Open bgamari opened 4 months ago

bgamari commented 4 months ago

Invoked using

nix run github:bgamari/popcount-benchmark# -- --csv out; cat out

after adding -pgmc $CLANG (with clang-17 from nixpkgs) to the cabal file.
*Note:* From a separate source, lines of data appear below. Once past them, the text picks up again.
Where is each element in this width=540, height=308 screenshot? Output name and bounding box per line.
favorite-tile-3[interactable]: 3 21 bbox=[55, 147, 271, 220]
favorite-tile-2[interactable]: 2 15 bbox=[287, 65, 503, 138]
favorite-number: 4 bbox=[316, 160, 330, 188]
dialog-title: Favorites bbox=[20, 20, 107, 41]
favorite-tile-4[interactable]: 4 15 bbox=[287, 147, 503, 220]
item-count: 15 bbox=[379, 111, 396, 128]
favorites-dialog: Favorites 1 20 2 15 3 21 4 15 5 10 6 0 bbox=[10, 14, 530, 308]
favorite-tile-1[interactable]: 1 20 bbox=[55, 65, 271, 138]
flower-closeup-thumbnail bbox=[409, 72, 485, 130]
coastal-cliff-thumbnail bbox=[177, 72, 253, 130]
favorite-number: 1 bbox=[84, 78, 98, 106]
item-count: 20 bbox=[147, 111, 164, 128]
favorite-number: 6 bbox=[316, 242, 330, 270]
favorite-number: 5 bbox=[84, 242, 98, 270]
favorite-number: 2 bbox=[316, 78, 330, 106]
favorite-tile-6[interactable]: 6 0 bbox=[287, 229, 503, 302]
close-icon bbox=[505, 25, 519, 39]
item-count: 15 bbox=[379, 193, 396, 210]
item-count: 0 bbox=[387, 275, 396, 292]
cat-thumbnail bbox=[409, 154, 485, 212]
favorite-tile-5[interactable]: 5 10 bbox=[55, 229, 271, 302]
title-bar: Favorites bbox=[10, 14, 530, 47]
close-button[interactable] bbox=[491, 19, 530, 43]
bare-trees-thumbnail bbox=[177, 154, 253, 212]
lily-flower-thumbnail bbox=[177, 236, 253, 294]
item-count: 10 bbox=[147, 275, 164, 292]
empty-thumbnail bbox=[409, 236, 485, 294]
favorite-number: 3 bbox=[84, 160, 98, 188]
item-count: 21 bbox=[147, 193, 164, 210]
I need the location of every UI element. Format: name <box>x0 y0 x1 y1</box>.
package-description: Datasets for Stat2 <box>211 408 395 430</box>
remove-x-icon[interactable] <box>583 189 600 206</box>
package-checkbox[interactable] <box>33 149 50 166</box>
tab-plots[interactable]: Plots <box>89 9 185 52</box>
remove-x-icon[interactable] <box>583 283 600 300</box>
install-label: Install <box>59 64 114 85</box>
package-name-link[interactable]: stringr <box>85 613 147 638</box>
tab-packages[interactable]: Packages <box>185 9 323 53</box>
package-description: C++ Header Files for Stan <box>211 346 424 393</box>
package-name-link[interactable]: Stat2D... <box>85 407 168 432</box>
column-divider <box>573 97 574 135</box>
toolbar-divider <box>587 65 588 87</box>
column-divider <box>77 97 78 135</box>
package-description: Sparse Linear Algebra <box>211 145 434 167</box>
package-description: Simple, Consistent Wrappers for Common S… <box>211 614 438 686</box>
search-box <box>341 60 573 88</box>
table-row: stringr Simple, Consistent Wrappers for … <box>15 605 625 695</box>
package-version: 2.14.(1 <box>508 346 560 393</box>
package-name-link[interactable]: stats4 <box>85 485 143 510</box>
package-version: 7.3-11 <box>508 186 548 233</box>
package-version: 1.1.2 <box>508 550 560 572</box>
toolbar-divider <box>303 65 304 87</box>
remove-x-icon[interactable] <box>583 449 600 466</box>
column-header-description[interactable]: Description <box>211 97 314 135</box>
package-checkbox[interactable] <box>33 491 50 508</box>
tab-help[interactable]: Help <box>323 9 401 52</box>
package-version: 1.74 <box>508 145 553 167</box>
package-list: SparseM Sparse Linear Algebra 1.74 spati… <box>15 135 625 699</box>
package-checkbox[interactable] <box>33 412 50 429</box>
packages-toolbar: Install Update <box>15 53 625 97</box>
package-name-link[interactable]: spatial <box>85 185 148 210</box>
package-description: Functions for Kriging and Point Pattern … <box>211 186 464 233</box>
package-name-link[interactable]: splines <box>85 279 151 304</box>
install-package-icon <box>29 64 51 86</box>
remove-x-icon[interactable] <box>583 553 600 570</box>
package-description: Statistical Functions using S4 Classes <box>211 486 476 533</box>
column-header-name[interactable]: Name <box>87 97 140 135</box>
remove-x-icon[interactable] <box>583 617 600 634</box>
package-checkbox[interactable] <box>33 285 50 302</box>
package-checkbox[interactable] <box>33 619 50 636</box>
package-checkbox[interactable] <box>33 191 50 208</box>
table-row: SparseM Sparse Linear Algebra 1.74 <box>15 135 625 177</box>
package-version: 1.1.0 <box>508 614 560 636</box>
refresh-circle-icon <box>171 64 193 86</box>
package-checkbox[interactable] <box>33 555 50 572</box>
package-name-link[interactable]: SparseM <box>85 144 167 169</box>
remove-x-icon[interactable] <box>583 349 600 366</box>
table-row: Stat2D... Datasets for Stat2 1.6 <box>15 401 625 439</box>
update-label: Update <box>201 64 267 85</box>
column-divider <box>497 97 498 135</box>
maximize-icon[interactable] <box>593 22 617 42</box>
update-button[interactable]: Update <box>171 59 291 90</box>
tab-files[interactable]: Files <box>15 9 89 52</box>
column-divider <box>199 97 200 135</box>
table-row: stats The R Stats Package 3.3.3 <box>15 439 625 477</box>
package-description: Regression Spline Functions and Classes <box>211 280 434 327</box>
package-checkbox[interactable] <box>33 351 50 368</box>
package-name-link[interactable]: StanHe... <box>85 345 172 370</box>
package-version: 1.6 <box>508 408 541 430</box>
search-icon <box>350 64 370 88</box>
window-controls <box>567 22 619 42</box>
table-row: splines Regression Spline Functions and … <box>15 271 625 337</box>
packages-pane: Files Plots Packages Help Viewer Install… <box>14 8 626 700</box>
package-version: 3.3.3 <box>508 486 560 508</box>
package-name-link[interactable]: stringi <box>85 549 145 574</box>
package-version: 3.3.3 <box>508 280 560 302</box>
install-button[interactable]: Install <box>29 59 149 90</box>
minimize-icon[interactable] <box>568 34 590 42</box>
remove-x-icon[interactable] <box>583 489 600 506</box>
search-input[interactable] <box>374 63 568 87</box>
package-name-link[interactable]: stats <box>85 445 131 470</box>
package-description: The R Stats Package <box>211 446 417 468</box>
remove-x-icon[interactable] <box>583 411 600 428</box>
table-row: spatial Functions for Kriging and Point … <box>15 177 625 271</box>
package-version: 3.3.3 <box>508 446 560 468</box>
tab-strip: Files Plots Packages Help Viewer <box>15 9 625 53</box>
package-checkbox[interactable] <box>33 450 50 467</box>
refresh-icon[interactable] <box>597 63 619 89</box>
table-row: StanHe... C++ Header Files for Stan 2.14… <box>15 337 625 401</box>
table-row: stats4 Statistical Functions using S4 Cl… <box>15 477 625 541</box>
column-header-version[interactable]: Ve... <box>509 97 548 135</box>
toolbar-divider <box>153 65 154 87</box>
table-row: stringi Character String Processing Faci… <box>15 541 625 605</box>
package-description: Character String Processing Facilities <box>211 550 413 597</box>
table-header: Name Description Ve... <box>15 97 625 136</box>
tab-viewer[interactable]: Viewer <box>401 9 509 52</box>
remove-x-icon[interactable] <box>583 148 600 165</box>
On an older Devil's Canyon (i7-4790K)

Name,Mean (ps),2*Stdev (ps)
All.Benchmark 16.ByteString.foldl,24796,1280
All.Benchmark 16.FFI popcount (capi),65685,3120
All.Benchmark 16.FFI popcount (ccall),65599,6376
All.Benchmark 16.FFI popcount2,64623,6042
All.Benchmark 256.ByteString.foldl,429439,42784
All.Benchmark 256.FFI popcount (capi),130775,11182
All.Benchmark 256.FFI popcount (ccall),132118,13182
All.Benchmark 256.FFI popcount2,80525,5294
All.Benchmark 1024.ByteString.foldl,1718567,171170
All.Benchmark 1024.FFI popcount (capi),319458,11102
All.Benchmark 1024.FFI popcount (ccall),317096,24974
All.Benchmark 1024.FFI popcount2,139502,10400
All.Benchmark 16384.ByteString.foldl,27378187,1332238
All.Benchmark 16384.FFI popcount (capi),3843825,337048
All.Benchmark 16384.FFI popcount (ccall),3848607,353040
All.Benchmark 16384.FFI popcount2,1202500,89318
All.Benchmark 1048576.ByteString.foldl,1758438587,90281020
All.Benchmark 1048576.FFI popcount (capi),242734953,10673338
All.Benchmark 1048576.FFI popcount (ccall),245438195,21492910
All.Benchmark 1048576.FFI popcount2,72355975,5351204
All.Benchmark 16777216.ByteString.foldl,28489363200,1482779608
All.Benchmark 16777216.FFI popcount (capi),4207487425,375623194
All.Benchmark 16777216.FFI popcount (ccall),4165947175,403993866
All.Benchmark 16777216.FFI popcount2,1414648293,120358902
bgamari commented 4 months ago

FWIW, I am only able get clang-17 to use Mula-Kurz-Lemire to perform the aggregate popcount, with -O3 -march=x86-64-v3 -mavx2. The throughput of this code generation strategy appears to be worse than popcnt:

Name,Mean (ps),2*Stdev (ps)
All.Benchmark 16.ByteString.foldl,24816,1874
All.Benchmark 16.FFI popcount (capi),71280,5192
All.Benchmark 16.FFI popcount (ccall),70564,6326
All.Benchmark 16.FFI popcount2,69767,6430
All.Benchmark 256.ByteString.foldl,429555,41026
All.Benchmark 256.FFI popcount (capi),175486,10656
All.Benchmark 256.FFI popcount (ccall),176354,11926
All.Benchmark 256.FFI popcount2,78172,5246
All.Benchmark 1024.ByteString.foldl,1706307,164376
All.Benchmark 1024.FFI popcount (capi),508996,41728
All.Benchmark 1024.FFI popcount (ccall),512089,41914
All.Benchmark 1024.FFI popcount2,96883,5804
All.Benchmark 16384.ByteString.foldl,27272354,2627134
All.Benchmark 16384.FFI popcount (capi),7188186,658314
All.Benchmark 16384.FFI popcount (ccall),7236059,660950
All.Benchmark 16384.FFI popcount2,482025,41398
All.Benchmark 1048576.ByteString.foldl,1747127775,170061690
All.Benchmark 1048576.FFI popcount (capi),456720887,43348930
All.Benchmark 1048576.FFI popcount (ccall),457968112,42259056
All.Benchmark 1048576.FFI popcount2,29489553,2730716
All.Benchmark 16777216.ByteString.foldl,28217068000,2699019018
All.Benchmark 16777216.FFI popcount (capi),7580001150,682131766
All.Benchmark 16777216.FFI popcount (ccall),7557506100,744643952
All.Benchmark 16777216.FFI popcount2,993599056,84933770

This is an interesting reference.

Kleidukos commented 4 months ago

Interesting. I get my own results with Clang 18.